The blenders were sold at Walmart, Target, Bed Bath & Beyond, and a lot of other national retailers. Given that over a million units were sold, there are a lot of people who have purchased this dangerous blender. SharkNinja reports that 53 people have suffered lacerations from the blender. There are no reported fatalities or lawsuits.
What can be done?
The company recommends that the product only be used with the lid on, thereby taking advantage of the locked pour spout. If there are any questions customers are encouraged to call 877-593-5140. If you got this as an unwanted wedding gift, hopefully you can just return it and not have to start off your new life together by dodging blender blades.
What this means?
It means that SharkNinja is pretty darn cheap to put out a potentially dangerous product and try to make things right with new instructions. You have to love companies that screw up and use the old, "it's not us, it's you" line. Certainly, the problem isn't found in a stackable blade assembly that doesn't lock into place (or work like every other blender in the history of blenders). No, we the consumer just don't know how to use it correctly. I'll give them points for audacity. If it were me, I would recommend bugging the heck out of them until they offered you a replacement product or a refund. If you still have the receipt, return the darn thing and let Target and Walmart go to bat for you. If you absolutely love the blender, then I suppose it can be operated safely with their new safe operating instructions.
I do not get this from a legal standpoint either. They have manufactured what appears to be a defective, unnecessarily dangerous blender. By refusing to do a proper recall and leaving it on the market, SharkNinja seems to be exposing the company to potential negligence claims as well. More simply put, when a manufacturer sells a product that proves to be dangerous, said manufacturer can be held "strictly liable" for their defective product, which basically means that they can be held liable just because the product was dangerous, not because they did anything malicious or negligent. But for them to acknowledge that the product is unsafe and then leave it on the market, that smacks of negligence. And it will be pretty hard for them to argue that they didn't know that the product was dangerous, when they already have reports of people being injured by the blender. Leaving it on the market, after publicly admitting it's dangerous makes very little sense.
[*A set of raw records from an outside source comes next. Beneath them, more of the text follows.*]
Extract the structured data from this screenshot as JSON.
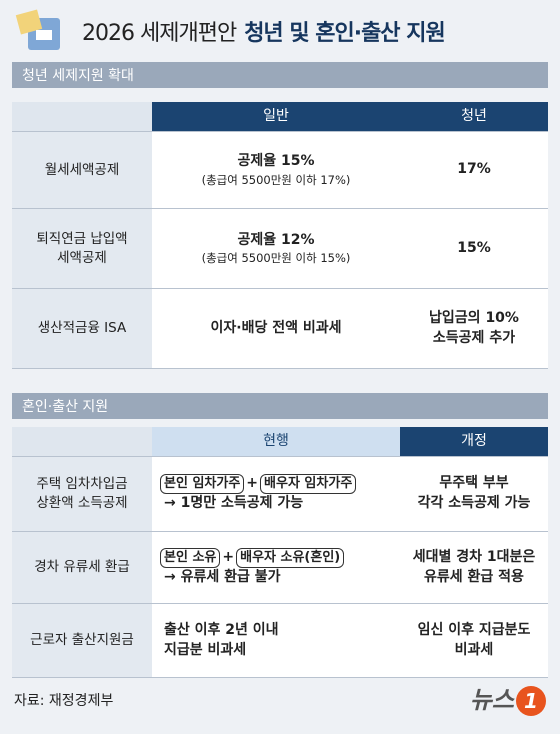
{
  "header": {
    "title_light": "2026 세제개편안",
    "title_bold": "청년 및 혼인·출산 지원"
  },
  "section1": {
    "heading": "청년 세제지원 확대",
    "columns": [
      "일반",
      "청년"
    ],
    "rows": [
      {
        "label": "월세세액공제",
        "general": "공제율 15%",
        "general_note": "(총급여 5500만원 이하 17%)",
        "youth": "17%"
      },
      {
        "label": "퇴직연금 납입액\n세액공제",
        "general": "공제율 12%",
        "general_note": "(총급여 5500만원 이하 15%)",
        "youth": "15%"
      },
      {
        "label": "생산적금융 ISA",
        "general": "이자·배당 전액 비과세",
        "youth": "납입금의 10%\n소득공제 추가"
      }
    ]
  },
  "section2": {
    "heading": "혼인·출산 지원",
    "columns": [
      "현행",
      "개정"
    ],
    "rows": [
      {
        "label": "주택 임차차입금\n상환액 소득공제",
        "current_boxes": [
          "본인 임차가주",
          "배우자 임차가주"
        ],
        "current_plus": "+",
        "current_result": "→ 1명만 소득공제 가능",
        "revised": "무주택 부부\n각각 소득공제 가능"
      },
      {
        "label": "경차 유류세 환급",
        "current_boxes": [
          "본인 소유",
          "배우자 소유(혼인)"
        ],
        "current_plus": "+",
        "current_result": "→ 유류세 환급 불가",
        "revised": "세대별 경차 1대분은\n유류세 환급 적용"
      },
      {
        "label": "근로자 출산지원금",
        "current": "출산 이후 2년 이내\n지급분 비과세",
        "revised": "임신 이후 지급분도\n비과세"
      }
    ]
  },
  "footer": {
    "source": "자료: 재정경제부",
    "brand": "뉴스",
    "brand_number": "1"
  }
}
In fairness to SharkNinja, unlike a lot of other companies, at least they have the decency to admit that there is a problem, when a lesser company may have attempted to cover it up. I mean after all, it is a blender, it is going to have sharp pieces, and people will get cut. To be clear, this is far from the worst thing that a company has done to consumers. If I were to put it on a scale ranging from not holding a door open to drunken uncle at Thanksgiving dinner, this would probably come it at double dipping chips. I'm not referring to the severity of the consequences of this blender hurting people, just saying that in the realm of corporate malfeasance, this isn't the Enron scandal. For $140 dollars a pop, it seems like the company could do a little better than a new set of instructions to "remedy" their poor design. However, despite their honesty, for which we strongly commend them, the inadequacy of their response is something for which we rebuke them.